When we arrived at the place of trial, we found there a man by the name of Hartshorn, a lawyer, recently from Woodson county, who was to be the prosecuting attorney in the case. We were all a happy-go-lucky lot of prisoners; and when Hartshorn arose with a serious look on his countenance, read the complaint, and had expatiated on the gravity of the offense, we all arose and gave him three cheers.
"Bully for Hartshorn," said Ike Vancel.
The ridiculousness of the whole thing had appealed to the funny side of our natures. We called him "Old Essence of Ammonia," and yelled to him to "Give us another smell."
On the way down to the place, Perkins had volunteered to defend us. He now pitched in and handled a vocabulary of words that took us all by surprise. He juggled words and phrases in such rapid succession that he completely spellbound his hearers.

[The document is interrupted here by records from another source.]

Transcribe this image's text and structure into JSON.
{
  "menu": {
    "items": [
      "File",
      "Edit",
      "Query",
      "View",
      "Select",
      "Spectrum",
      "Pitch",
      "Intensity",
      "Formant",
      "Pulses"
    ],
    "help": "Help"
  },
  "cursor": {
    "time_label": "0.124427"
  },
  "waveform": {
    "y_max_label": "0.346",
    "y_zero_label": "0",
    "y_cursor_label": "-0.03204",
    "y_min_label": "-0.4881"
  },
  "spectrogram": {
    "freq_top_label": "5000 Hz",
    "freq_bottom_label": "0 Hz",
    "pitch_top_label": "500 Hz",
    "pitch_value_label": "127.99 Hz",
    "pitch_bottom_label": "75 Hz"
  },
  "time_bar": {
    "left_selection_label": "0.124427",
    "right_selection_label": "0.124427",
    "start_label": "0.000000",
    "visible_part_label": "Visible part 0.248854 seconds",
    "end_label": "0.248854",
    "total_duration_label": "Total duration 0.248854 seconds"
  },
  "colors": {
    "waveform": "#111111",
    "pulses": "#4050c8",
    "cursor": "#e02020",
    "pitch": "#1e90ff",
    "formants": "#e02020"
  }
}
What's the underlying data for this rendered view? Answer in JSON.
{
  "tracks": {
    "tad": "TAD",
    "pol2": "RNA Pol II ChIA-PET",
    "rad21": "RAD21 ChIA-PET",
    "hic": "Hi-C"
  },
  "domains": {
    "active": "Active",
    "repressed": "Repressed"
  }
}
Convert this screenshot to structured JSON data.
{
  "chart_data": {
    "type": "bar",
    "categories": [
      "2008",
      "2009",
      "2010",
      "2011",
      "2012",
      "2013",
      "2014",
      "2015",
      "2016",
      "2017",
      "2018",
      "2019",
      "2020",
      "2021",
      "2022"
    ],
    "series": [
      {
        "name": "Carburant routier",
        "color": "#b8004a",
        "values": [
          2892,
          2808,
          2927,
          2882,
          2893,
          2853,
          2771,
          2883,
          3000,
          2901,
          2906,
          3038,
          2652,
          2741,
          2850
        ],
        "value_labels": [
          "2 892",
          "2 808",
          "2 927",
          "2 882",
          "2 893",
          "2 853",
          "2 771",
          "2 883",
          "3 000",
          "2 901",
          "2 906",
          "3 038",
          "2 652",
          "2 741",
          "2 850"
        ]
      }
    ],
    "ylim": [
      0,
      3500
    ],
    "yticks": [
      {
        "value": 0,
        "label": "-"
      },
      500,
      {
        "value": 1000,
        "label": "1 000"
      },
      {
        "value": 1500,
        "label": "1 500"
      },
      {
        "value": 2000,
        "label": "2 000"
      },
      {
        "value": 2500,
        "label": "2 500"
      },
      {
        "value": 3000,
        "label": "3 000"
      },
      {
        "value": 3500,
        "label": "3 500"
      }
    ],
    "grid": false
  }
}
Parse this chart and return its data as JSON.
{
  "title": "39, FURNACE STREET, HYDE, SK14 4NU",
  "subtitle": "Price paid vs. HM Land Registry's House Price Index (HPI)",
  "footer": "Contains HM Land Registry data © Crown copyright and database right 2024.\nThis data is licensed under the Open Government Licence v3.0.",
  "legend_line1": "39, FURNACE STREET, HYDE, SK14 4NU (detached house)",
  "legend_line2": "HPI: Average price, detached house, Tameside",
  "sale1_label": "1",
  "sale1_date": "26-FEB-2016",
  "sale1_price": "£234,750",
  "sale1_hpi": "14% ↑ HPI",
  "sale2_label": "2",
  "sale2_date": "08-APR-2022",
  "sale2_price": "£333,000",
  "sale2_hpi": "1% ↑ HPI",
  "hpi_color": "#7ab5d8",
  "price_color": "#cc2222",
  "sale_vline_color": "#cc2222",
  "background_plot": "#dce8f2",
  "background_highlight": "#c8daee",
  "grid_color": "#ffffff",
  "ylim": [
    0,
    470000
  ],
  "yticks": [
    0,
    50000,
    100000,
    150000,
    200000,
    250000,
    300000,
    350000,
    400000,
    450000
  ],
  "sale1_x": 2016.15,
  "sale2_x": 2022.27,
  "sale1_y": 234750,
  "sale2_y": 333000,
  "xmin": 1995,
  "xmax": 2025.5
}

He wound up by painting a word picture of frail little Mrs. Heaton, alone on a desolate prairie, about to be devoured by human wolves. When he closed, Vancel said: "I m-m-move that we adjourn," which we did, by getting on our horses and riding home.
Thus ended the second "legal farce" I had seen during the early settlement of southeastern Kansas.
I was in Denison, Texas, when the news of the Bender murders was heralded throughout the land, and that one of my old neighbors was in jail at Oswego, under suspicion of being implicated in those crimes. He was the only man in the neighborhood with whom I had had any personal trouble, and that was caused by his hogs and my fence,—his hogs not being allowed to run at large by law, and my fence not being hog-tight. And over that difficulty we had drifted apart, and seemed to cultivate a dislike for each other.
He was a Methodist preacher, of the old Peter Cartwright school; but had an inordinate love for liquor, and, periodically, he would get "as full as a goose," and about as silly. When sobering up he would be struck with the remorse of a guilty conscience, for the sin he had committed and the example he had set before the people. He was judged by his neighbors while in these melancholy moods, as being insincere, hypocritical and mysteriously secretive. Not all of us, for there were those of us who believed the old gentleman was conscientious in his religious preachings and teachings.
When I read the news of his arrest, I hastened to his relief, firmly believing in his innocence. And here the Golden Rule impressed itself upon my mind more than it ever did before. I believed that Parson King was as innocent of the crime as myself; but before I reached Oswego he had been vindicated and released from custody.